Jesús muere crucificado por «nosotros los hombres y por nuestra salvación», así lo expresa el Credo. La causa de todos los sufrimientos humanos es el pecado. Con el pecado el hombre se enfrenta a Dios y destruye la armonía de su amistad con El. Consecuencias de ese pecado son la muerte, el dolor y tener que soportar la tiranía de Satanás. Jesucristo supera todas estas esclavitudes de la manera que expresa mejor el Amor divino: pagando El mismo por nuestros pecados. Sólo Dios podía redimir al hombre de su esclavitud, porque el hombre había rechazado por el pecado la vida divina, de la que Dios le había hecho partícipe.

Jesucristo pagará la deuda en cierto modo infinita, al ser Dios el ofendido. San Pablo resume así la Redención: «Dios probó su amor por nosotros en que siendo pecadores, murió Cristo por nosotros» (Rom. 5, 8) San Juan, a su vez dice: «Tanto amó Dios al mundo que le dio a su Hijo Unigénito para que no perezca» (Jn. 3, 16)

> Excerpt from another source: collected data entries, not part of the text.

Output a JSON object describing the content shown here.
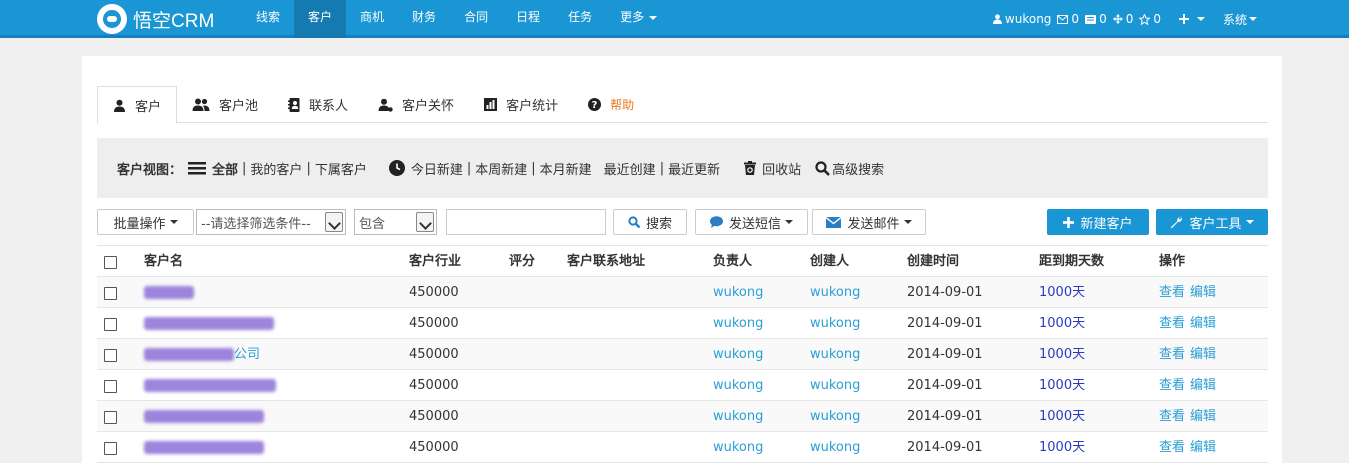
{
  "navbar": {
    "brand": "悟空CRM",
    "items": [
      {
        "label": "线索",
        "active": false
      },
      {
        "label": "客户",
        "active": true
      },
      {
        "label": "商机",
        "active": false
      },
      {
        "label": "财务",
        "active": false
      },
      {
        "label": "合同",
        "active": false
      },
      {
        "label": "日程",
        "active": false
      },
      {
        "label": "任务",
        "active": false
      },
      {
        "label": "更多",
        "active": false
      }
    ],
    "user": "wukong",
    "mail_count": "0",
    "message_count": "0",
    "task_count": "0",
    "star_count": "0",
    "system_label": "系统"
  },
  "tabs": [
    {
      "label": "客户",
      "icon": "user-icon"
    },
    {
      "label": "客户池",
      "icon": "users-icon"
    },
    {
      "label": "联系人",
      "icon": "contacts-icon"
    },
    {
      "label": "客户关怀",
      "icon": "user-care-icon"
    },
    {
      "label": "客户统计",
      "icon": "stats-icon"
    },
    {
      "label": "帮助",
      "icon": "help-icon"
    }
  ],
  "view": {
    "label": "客户视图：",
    "all": "全部",
    "mine": "我的客户",
    "sub": "下属客户",
    "today": "今日新建",
    "week": "本周新建",
    "month": "本月新建",
    "recent_created": "最近创建",
    "recent_updated": "最近更新",
    "recycle": "回收站",
    "advanced_search": "高级搜索"
  },
  "toolbar": {
    "batch": "批量操作",
    "filter_placeholder": "--请选择筛选条件--",
    "condition": "包含",
    "search_value": "",
    "search": "搜索",
    "sms": "发送短信",
    "email": "发送邮件",
    "new_customer": "新建客户",
    "tools": "客户工具"
  },
  "table": {
    "headers": {
      "name": "客户名",
      "industry": "客户行业",
      "rating": "评分",
      "address": "客户联系地址",
      "owner": "负责人",
      "creator": "创建人",
      "created": "创建时间",
      "days": "距到期天数",
      "actions": "操作"
    },
    "rows": [
      {
        "name": "",
        "industry": "450000",
        "rating": "",
        "address": "",
        "owner": "wukong",
        "creator": "wukong",
        "created": "2014-09-01",
        "days": "1000天",
        "view": "查看",
        "edit": "编辑"
      },
      {
        "name": "",
        "industry": "450000",
        "rating": "",
        "address": "",
        "owner": "wukong",
        "creator": "wukong",
        "created": "2014-09-01",
        "days": "1000天",
        "view": "查看",
        "edit": "编辑"
      },
      {
        "name": "公司",
        "industry": "450000",
        "rating": "",
        "address": "",
        "owner": "wukong",
        "creator": "wukong",
        "created": "2014-09-01",
        "days": "1000天",
        "view": "查看",
        "edit": "编辑"
      },
      {
        "name": "",
        "industry": "450000",
        "rating": "",
        "address": "",
        "owner": "wukong",
        "creator": "wukong",
        "created": "2014-09-01",
        "days": "1000天",
        "view": "查看",
        "edit": "编辑"
      },
      {
        "name": "",
        "industry": "450000",
        "rating": "",
        "address": "",
        "owner": "wukong",
        "creator": "wukong",
        "created": "2014-09-01",
        "days": "1000天",
        "view": "查看",
        "edit": "编辑"
      },
      {
        "name": "",
        "industry": "450000",
        "rating": "",
        "address": "",
        "owner": "wukong",
        "creator": "wukong",
        "created": "2014-09-01",
        "days": "1000天",
        "view": "查看",
        "edit": "编辑"
      }
    ]
  },
  "colors": {
    "navbar": "#1a96d4",
    "link": "#2a9fd6",
    "days": "#2a3bbf",
    "help": "#e8791d"
  }
}
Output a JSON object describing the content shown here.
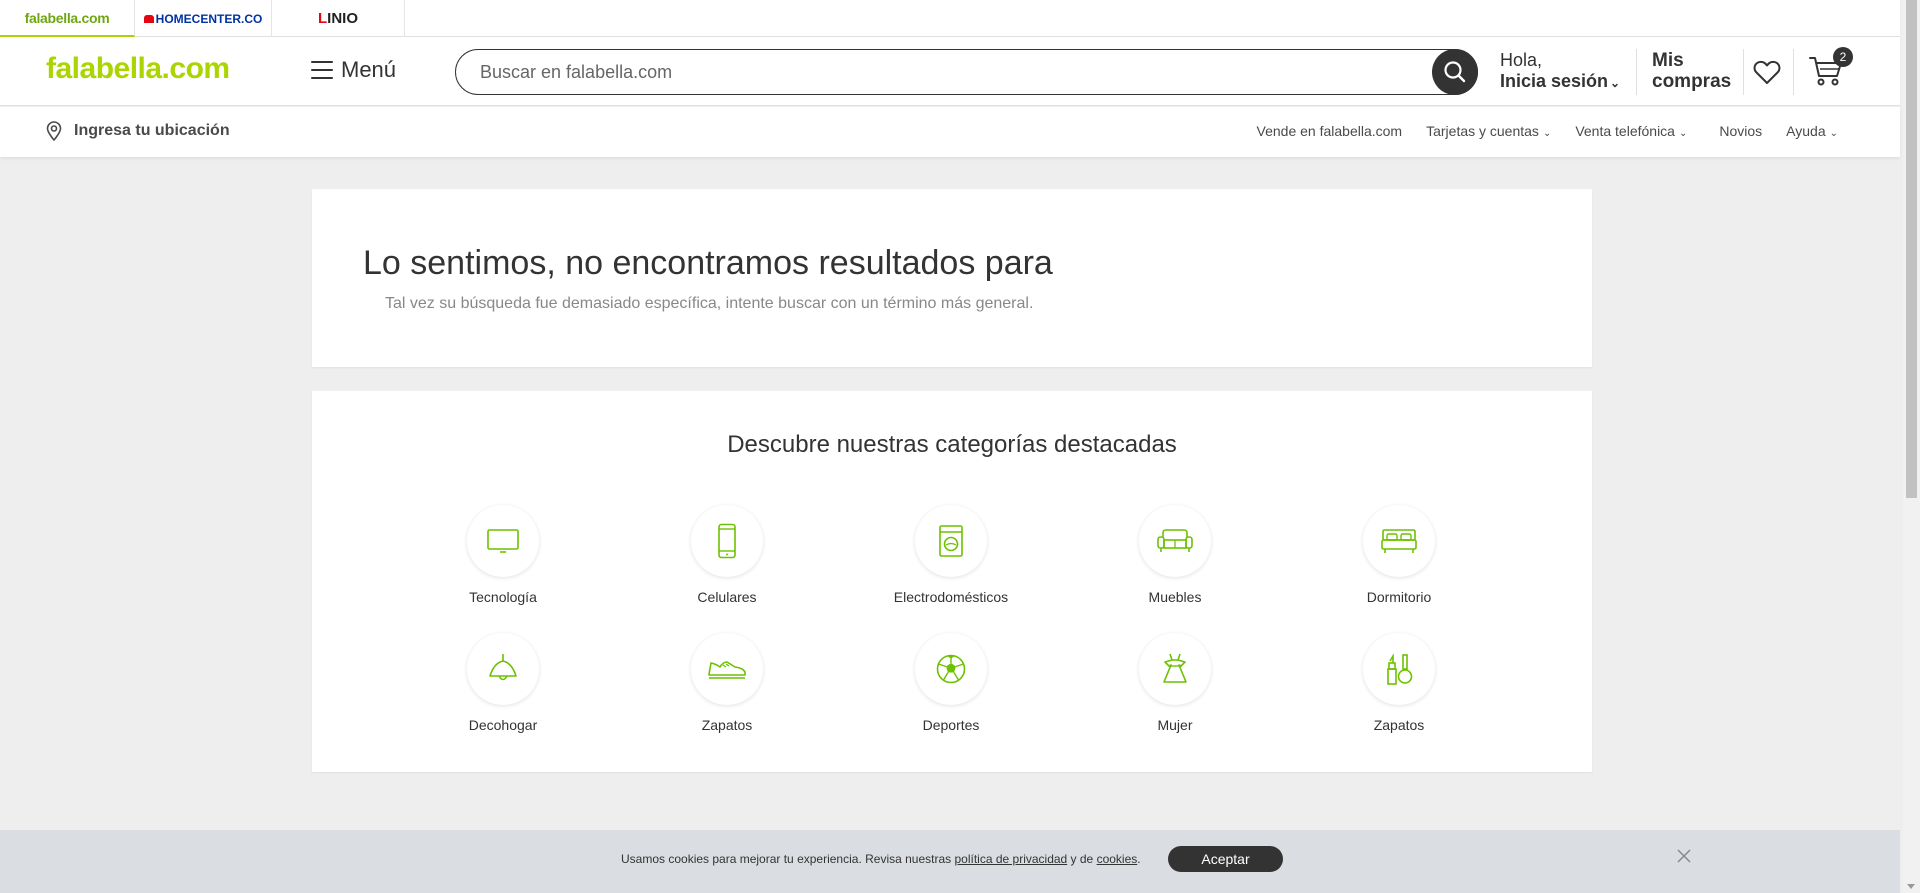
{
  "brands": [
    {
      "name": "falabella.com"
    },
    {
      "name": "HOMECENTER.CO"
    },
    {
      "name_prefix": "L",
      "name_rest": "INIO"
    }
  ],
  "header": {
    "logo": "falabella.com",
    "menu_label": "Menú",
    "search_placeholder": "Buscar en falabella.com",
    "login_line1": "Hola,",
    "login_line2": "Inicia sesión",
    "purchases_line1": "Mis",
    "purchases_line2": "compras",
    "cart_count": "2"
  },
  "subheader": {
    "location_label": "Ingresa tu ubicación",
    "nav": [
      {
        "label": "Vende en falabella.com"
      },
      {
        "label": "Tarjetas y cuentas"
      },
      {
        "label": "Venta telefónica"
      },
      {
        "label": "Novios"
      },
      {
        "label": "Ayuda"
      }
    ]
  },
  "no_results": {
    "title": "Lo sentimos, no encontramos resultados para",
    "subtitle": "Tal vez su búsqueda fue demasiado específica, intente buscar con un término más general."
  },
  "categories": {
    "title": "Descubre nuestras categorías destacadas",
    "items": [
      {
        "label": "Tecnología",
        "icon": "tv-icon"
      },
      {
        "label": "Celulares",
        "icon": "phone-icon"
      },
      {
        "label": "Electrodomésticos",
        "icon": "washer-icon"
      },
      {
        "label": "Muebles",
        "icon": "sofa-icon"
      },
      {
        "label": "Dormitorio",
        "icon": "bed-icon"
      },
      {
        "label": "Decohogar",
        "icon": "lamp-icon"
      },
      {
        "label": "Zapatos",
        "icon": "shoe-icon"
      },
      {
        "label": "Deportes",
        "icon": "soccer-ball-icon"
      },
      {
        "label": "Mujer",
        "icon": "dress-icon"
      },
      {
        "label": "Zapatos",
        "icon": "makeup-icon"
      }
    ]
  },
  "cookie": {
    "text_before": "Usamos cookies para mejorar tu experiencia. Revisa nuestras ",
    "privacy_link": "política de privacidad",
    "text_middle": " y de ",
    "cookies_link": "cookies",
    "text_after": ".",
    "accept_label": "Aceptar"
  },
  "colors": {
    "brand_green": "#aad500",
    "dark": "#333333",
    "icon_green": "#6cc100"
  }
}
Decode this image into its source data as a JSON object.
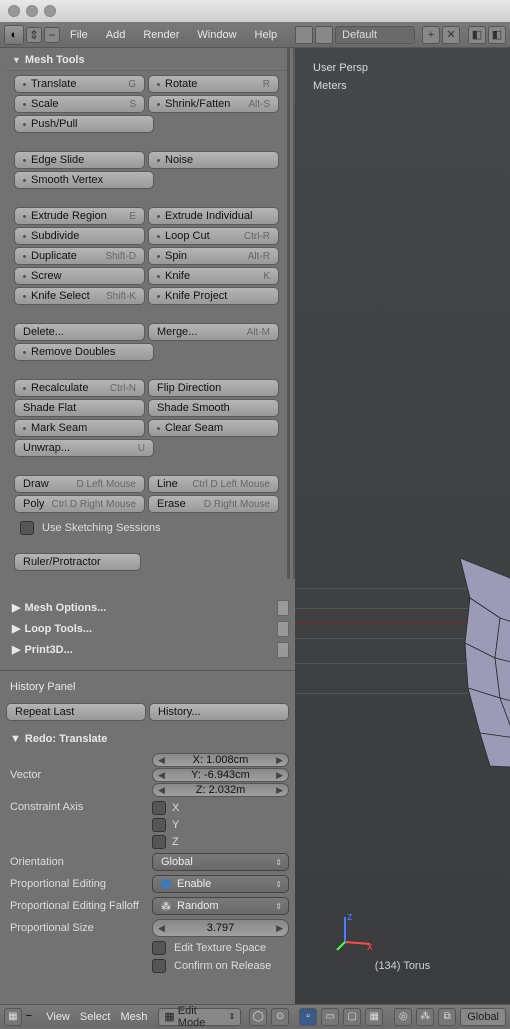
{
  "title_buttons": [
    "close",
    "min",
    "zoom"
  ],
  "topmenu": {
    "items": [
      "File",
      "Add",
      "Render",
      "Window",
      "Help"
    ],
    "layout": "Default"
  },
  "mesh_tools": {
    "header": "Mesh Tools",
    "transform": [
      {
        "label": "Translate",
        "sc": "G"
      },
      {
        "label": "Rotate",
        "sc": "R"
      },
      {
        "label": "Scale",
        "sc": "S"
      },
      {
        "label": "Shrink/Fatten",
        "sc": "Alt-S"
      },
      {
        "label": "Push/Pull",
        "sc": ""
      },
      null
    ],
    "deform": [
      {
        "label": "Edge Slide"
      },
      {
        "label": "Noise"
      },
      {
        "label": "Smooth Vertex"
      },
      null
    ],
    "add": [
      {
        "label": "Extrude Region",
        "sc": "E"
      },
      {
        "label": "Extrude Individual"
      },
      {
        "label": "Subdivide"
      },
      {
        "label": "Loop Cut",
        "sc": "Ctrl-R"
      },
      {
        "label": "Duplicate",
        "sc": "Shift-D"
      },
      {
        "label": "Spin",
        "sc": "Alt-R"
      },
      {
        "label": "Screw"
      },
      {
        "label": "Knife",
        "sc": "K"
      },
      {
        "label": "Knife Select",
        "sc": "Shift-K"
      },
      {
        "label": "Knife Project"
      }
    ],
    "remove": [
      {
        "label": "Delete..."
      },
      {
        "label": "Merge...",
        "sc": "Alt-M",
        "nodot": true
      },
      {
        "label": "Remove Doubles"
      },
      null
    ],
    "normals": [
      {
        "label": "Recalculate",
        "sc": "Ctrl-N"
      },
      {
        "label": "Flip Direction",
        "nodot": true
      },
      {
        "label": "Shade  Flat",
        "nodot": true
      },
      {
        "label": "Shade Smooth",
        "nodot": true
      },
      {
        "label": "Mark Seam"
      },
      {
        "label": "Clear Seam"
      },
      {
        "label": "Unwrap...",
        "sc": "U",
        "nodot": true
      },
      null
    ],
    "sketch": [
      {
        "label": "Draw",
        "sc": "D Left Mouse",
        "nodot": true
      },
      {
        "label": "Line",
        "sc": "Ctrl D Left Mouse",
        "nodot": true
      },
      {
        "label": "Poly",
        "sc": "Ctrl D Right Mouse",
        "nodot": true
      },
      {
        "label": "Erase",
        "sc": "D Right Mouse",
        "nodot": true
      }
    ],
    "sketch_sessions": "Use Sketching Sessions",
    "ruler": "Ruler/Protractor"
  },
  "collapsed": {
    "mesh_options": "Mesh Options...",
    "loop_tools": "Loop Tools...",
    "print3d": "Print3D..."
  },
  "history": {
    "title": "History Panel",
    "repeat": "Repeat Last",
    "hist": "History..."
  },
  "redo_op": {
    "title": "Redo: Translate",
    "vector_label": "Vector",
    "x": "X: 1.008cm",
    "y": "Y: -6.943cm",
    "z": "Z: 2.032m",
    "constraint_label": "Constraint Axis",
    "cx": "X",
    "cy": "Y",
    "cz": "Z",
    "orientation_label": "Orientation",
    "orientation": "Global",
    "prop_editing_label": "Proportional Editing",
    "prop_editing": "Enable",
    "falloff_label": "Proportional Editing Falloff",
    "falloff": "Random",
    "size_label": "Proportional Size",
    "size": "3.797",
    "etx": "Edit Texture Space",
    "cor": "Confirm on Release"
  },
  "viewport": {
    "persp": "User Persp",
    "units": "Meters",
    "obj": "(134) Torus"
  },
  "header_left": {
    "menus": [
      "View",
      "Select",
      "Mesh"
    ]
  },
  "header_right": {
    "mode": "Edit Mode",
    "orient": "Global"
  }
}
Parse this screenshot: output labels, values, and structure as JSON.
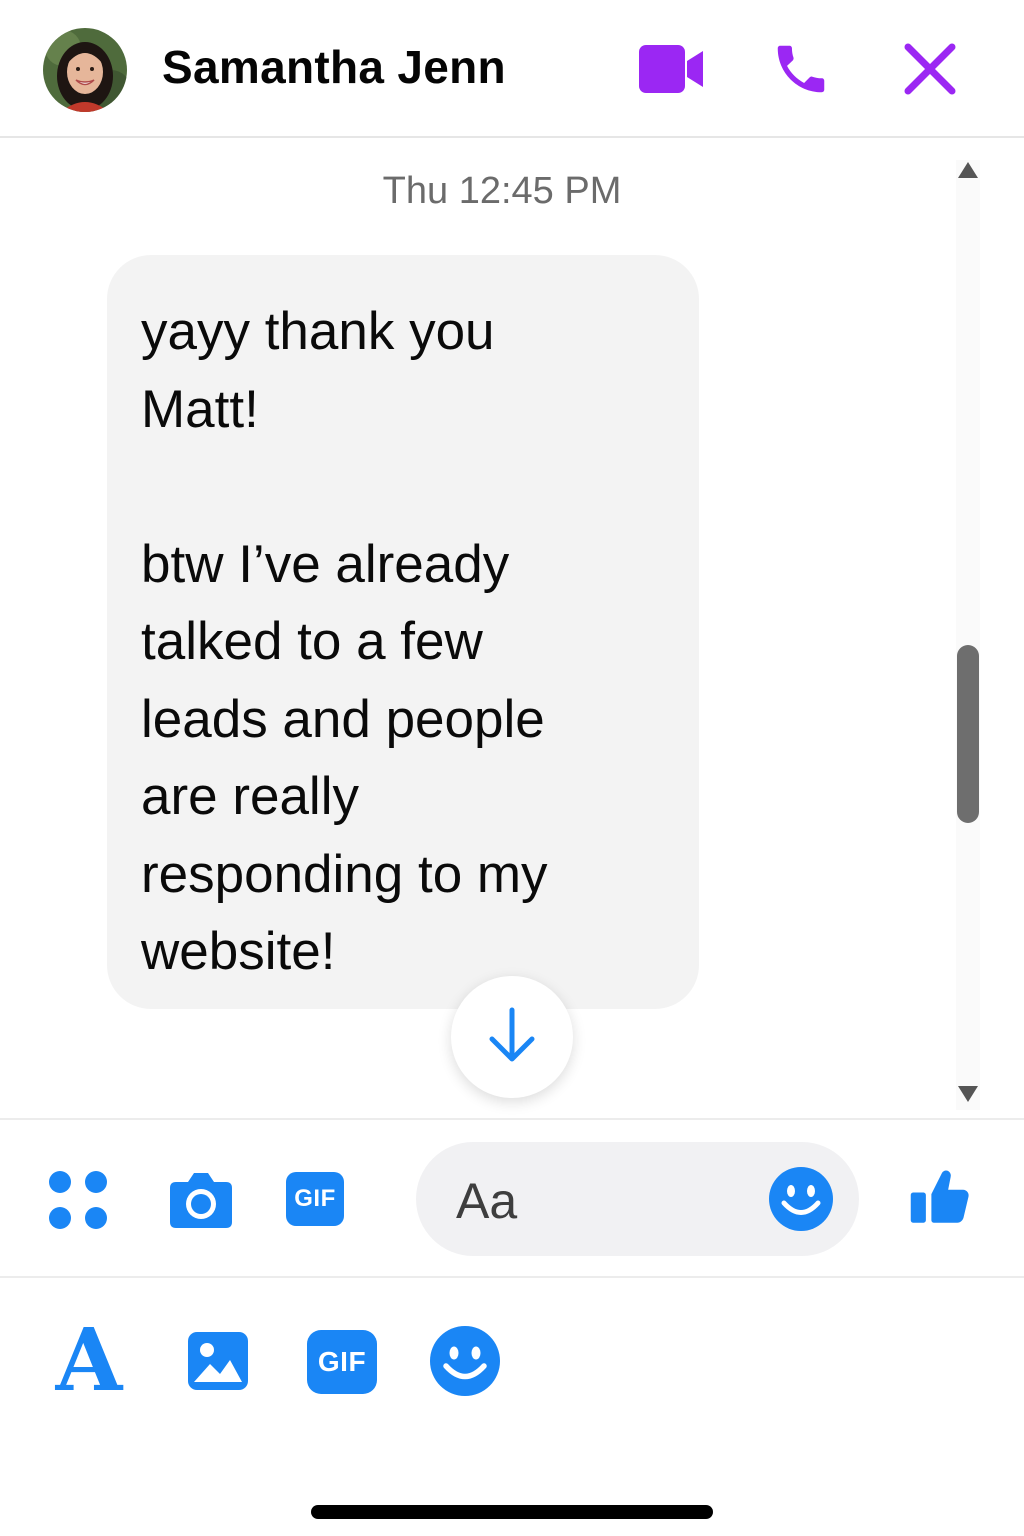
{
  "header": {
    "contact_name": "Samantha Jenn",
    "avatar_icon": "avatar-photo",
    "buttons": [
      {
        "icon": "video-camera-icon",
        "color": "#9b27f3"
      },
      {
        "icon": "phone-icon",
        "color": "#9b27f3"
      },
      {
        "icon": "close-icon",
        "color": "#9b27f3"
      }
    ]
  },
  "conversation": {
    "timestamp": "Thu 12:45 PM",
    "messages": [
      {
        "sender": "Samantha Jenn",
        "direction": "incoming",
        "text": "yayy thank you\nMatt!\n\nbtw I’ve already\ntalked to a few\nleads and people\nare really\nresponding to my\nwebsite!"
      }
    ],
    "jump_to_latest_icon": "arrow-down-icon"
  },
  "composer": {
    "placeholder": "Aa",
    "accent_color": "#1a86f5",
    "icons": [
      "apps-grid-icon",
      "camera-icon",
      "gif-icon",
      "emoji-icon",
      "thumbs-up-icon"
    ],
    "gif_label": "GIF"
  },
  "toolbar": {
    "icons": [
      "text-format-icon",
      "image-icon",
      "gif-icon",
      "emoji-icon"
    ],
    "font_label": "A",
    "gif_label": "GIF"
  }
}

Este amor se manifiesta además como obediencia, cosa lógica porque el pecado se produjo por desobediencia: «Así como por la desobediencia de un solo hombre, muchos se constituyeron pecadores, por la obediencia de uno muchos se constituirán en justos» (Rom. 5, 19)

En la pasión y muerte de Cristo -en el hecho de que el Padre no perdonó la vida a su Hijo, sino que lo «hizo pecado por nosotros»- se expresa la justicia absoluta, porque Cristo sufre la pasión y la cruz a causa de los pecados de la humanidad. Esto es incluso una «sobreabundancia» de la justicia, ya que los pecados del -hombre son «compensados» por el sacrificio del Hombre-Dios.
(Juan Pablo II, DM, 7)


LA MUERTE DE JESUS ES UN SACRIFICIO


Sacrificio es: una ofrenda hecha a Dios como señal de adoración, agradecimiento, expiación por los pecados, y petición de bendiciones. El sacrificio es completo cuando incluye la inmolación de la víctima ofrecida. Todo sacrificio requiere que haya un sacerdote y una víctima. Esto es común para todas las religiones que realizan de diversas maneras, estas acciones sagradas. Israel tenía prescritos en la Biblia de una manera muy detallada cómo debían ser sus sacrificios. Entre estos sacrificios era muy importante el del cordero pascual, que recordaba la salvación del pueblo elegido de la opresión de los egipcios; también existía un sacrificio de comunión en que se ofrecía pan a Dios; los sacrificios por los pecados del pueblo se realizaban fuera de la ciudad, y un sacrificio especialmente importante era el sacrificio llamado de holocausto, que consistía en una destrucción total de la víctima ofrecida a Dios.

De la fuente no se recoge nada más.